President Donald Trump is set to address a joint session of Congress in a speech at 9 p.m. ET this evening.
This, for many strategists and investors, is the most important event of the week for markets.
Conventional wisdom would say, then, that the market “needs” or “wants” to hear something from the President. By this logic, a disappointing speech would be a negative for markets that have clearly pinned a number of hopes on Trump getting most — if not all — of his economic plans through Congress.
The market likes Trump and his promises
Writing in the Washington Post this week, columnist Matt O’Brien makes the case that the Wall Street rally we’ve seen since Trump’s election is merely setting up investors to end up like those who have done business with the President in the past. Which is to say, they will eventually get ripped off.
But this argument presumes that investors don’t know Trump’s economic promises are, at this point, mostly just promises. Yahoo Finance, however, has previously argued that investors want to give Trump the benefit of the doubt not only because the shareholder class has been the main beneficiary of any changes in the Trump era but because the average professional investor looks like the average Trump voter. For many in markets, Trump is their guy.
Market participants are often portrayed as being merely detached, calculating observers of corporate and economic activity. But markets also reflect the fears and hopes of their participants. And in the case of US stocks and President Trump, investors as much see a President who wants to cut taxes as they see someone who values what they do. The positive reaction, then, is emotional as much as it is analytical.

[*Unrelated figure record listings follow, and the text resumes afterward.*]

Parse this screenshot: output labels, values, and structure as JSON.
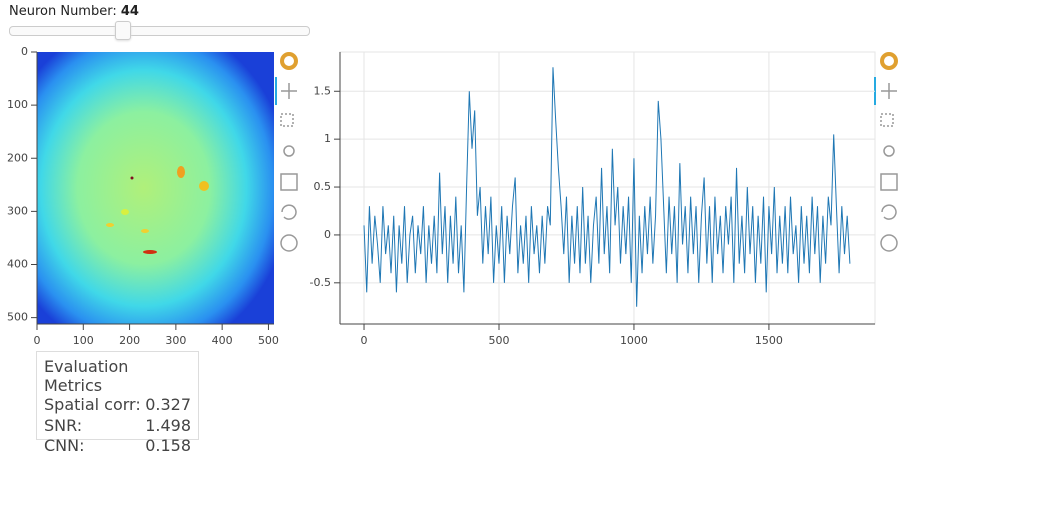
{
  "slider": {
    "label": "Neuron Number:",
    "value": 44
  },
  "chart_data": [
    {
      "type": "image",
      "xlim": [
        0,
        512
      ],
      "ylim": [
        512,
        0
      ],
      "xticks": [
        0,
        100,
        200,
        300,
        400,
        500
      ],
      "yticks": [
        0,
        100,
        200,
        300,
        400,
        500
      ]
    },
    {
      "type": "line",
      "color": "#1f77b4",
      "grid": true,
      "xlim": [
        -89,
        1893
      ],
      "ylim": [
        -0.93,
        1.91
      ],
      "xticks": [
        0,
        500,
        1000,
        1500
      ],
      "yticks": [
        -0.5,
        0,
        0.5,
        1,
        1.5
      ],
      "x": [
        0,
        10,
        20,
        30,
        40,
        50,
        60,
        70,
        80,
        90,
        100,
        110,
        120,
        130,
        140,
        150,
        160,
        170,
        180,
        190,
        200,
        210,
        220,
        230,
        240,
        250,
        260,
        270,
        280,
        290,
        300,
        310,
        320,
        330,
        340,
        350,
        360,
        370,
        380,
        390,
        400,
        410,
        420,
        430,
        440,
        450,
        460,
        470,
        480,
        490,
        500,
        510,
        520,
        530,
        540,
        550,
        560,
        570,
        580,
        590,
        600,
        610,
        620,
        630,
        640,
        650,
        660,
        670,
        680,
        690,
        700,
        710,
        720,
        730,
        740,
        750,
        760,
        770,
        780,
        790,
        800,
        810,
        820,
        830,
        840,
        850,
        860,
        870,
        880,
        890,
        900,
        910,
        920,
        930,
        940,
        950,
        960,
        970,
        980,
        990,
        1000,
        1010,
        1020,
        1030,
        1040,
        1050,
        1060,
        1070,
        1080,
        1090,
        1100,
        1110,
        1120,
        1130,
        1140,
        1150,
        1160,
        1170,
        1180,
        1190,
        1200,
        1210,
        1220,
        1230,
        1240,
        1250,
        1260,
        1270,
        1280,
        1290,
        1300,
        1310,
        1320,
        1330,
        1340,
        1350,
        1360,
        1370,
        1380,
        1390,
        1400,
        1410,
        1420,
        1430,
        1440,
        1450,
        1460,
        1470,
        1480,
        1490,
        1500,
        1510,
        1520,
        1530,
        1540,
        1550,
        1560,
        1570,
        1580,
        1590,
        1600,
        1610,
        1620,
        1630,
        1640,
        1650,
        1660,
        1670,
        1680,
        1690,
        1700,
        1710,
        1720,
        1730,
        1740,
        1750,
        1760,
        1770,
        1780,
        1790,
        1800
      ],
      "values": [
        0.1,
        -0.6,
        0.3,
        -0.3,
        0.2,
        -0.1,
        -0.5,
        0.3,
        -0.2,
        0.1,
        -0.4,
        0.2,
        -0.6,
        0.1,
        -0.3,
        0.3,
        -0.5,
        0.0,
        0.2,
        -0.4,
        0.1,
        -0.2,
        0.3,
        -0.5,
        0.1,
        -0.3,
        0.2,
        -0.4,
        0.65,
        -0.2,
        0.3,
        -0.5,
        0.2,
        -0.3,
        0.4,
        -0.4,
        0.1,
        -0.6,
        0.5,
        1.5,
        0.9,
        1.3,
        0.2,
        0.5,
        -0.3,
        0.3,
        -0.2,
        0.4,
        -0.5,
        0.1,
        -0.3,
        0.3,
        -0.5,
        0.2,
        -0.2,
        0.3,
        0.6,
        -0.4,
        0.1,
        -0.3,
        0.2,
        -0.5,
        0.3,
        -0.2,
        0.1,
        -0.4,
        0.2,
        -0.3,
        0.3,
        0.1,
        1.75,
        1.2,
        0.7,
        0.3,
        -0.2,
        0.4,
        -0.5,
        0.2,
        -0.3,
        0.3,
        -0.4,
        0.5,
        -0.3,
        0.2,
        -0.5,
        0.1,
        0.4,
        -0.3,
        0.7,
        -0.2,
        0.3,
        -0.4,
        0.9,
        0.1,
        0.5,
        -0.3,
        0.3,
        -0.2,
        0.4,
        -0.5,
        0.8,
        -0.75,
        0.2,
        -0.4,
        0.3,
        -0.2,
        0.4,
        -0.3,
        0.2,
        1.4,
        1.0,
        0.3,
        -0.4,
        0.4,
        -0.2,
        0.3,
        -0.5,
        0.75,
        -0.1,
        0.3,
        -0.4,
        0.4,
        -0.2,
        0.3,
        -0.5,
        0.2,
        0.6,
        -0.3,
        0.3,
        -0.5,
        0.4,
        -0.2,
        0.2,
        -0.4,
        0.3,
        -0.1,
        0.4,
        -0.5,
        0.7,
        -0.3,
        0.2,
        -0.4,
        0.5,
        -0.2,
        0.3,
        -0.5,
        0.2,
        -0.3,
        0.4,
        -0.6,
        0.3,
        -0.2,
        0.5,
        -0.4,
        0.2,
        -0.3,
        0.3,
        -0.4,
        0.4,
        -0.2,
        0.1,
        -0.5,
        0.3,
        -0.3,
        0.2,
        -0.4,
        0.4,
        -0.2,
        0.3,
        -0.5,
        0.2,
        -0.3,
        0.4,
        0.1,
        1.05,
        0.3,
        -0.4,
        0.3,
        -0.2,
        0.2,
        -0.3
      ]
    }
  ],
  "metrics": {
    "title": "Evaluation Metrics",
    "rows": [
      [
        "Spatial corr:",
        0.327
      ],
      [
        "SNR:",
        1.498
      ],
      [
        "CNN:",
        0.158
      ]
    ]
  }
}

So while there is always the risk that a President’s plans for the economy disappoint markets, we have, on balance, already seen what the market’s reaction is to Trump’s stated goals. And the market likes Trump. It is unlikely that something he says in a broad-strokes speech on national TV will upset that equilibrium.
What Trump could say
“Historically, this has been the speech in which the President has showcased his policies and priorities for the coming year,” writes Deutsche Bank economist Joe LaVorgna.
LaVorgna also writes that, “Investors are looking for clues as to whether the President supports the border adjustment tax (BAT), which is a key feature of House Speaker Paul Ryan’s tax reform plan. Moreover, investors are wondering whether the President will provide any other details on his Administration’s priorities. Our best guess is that the President will not directly mention the BAT but will highlight the necessity of increasing economic growth and worker wages, both of which have lagged previous economic cycles by massive margins.”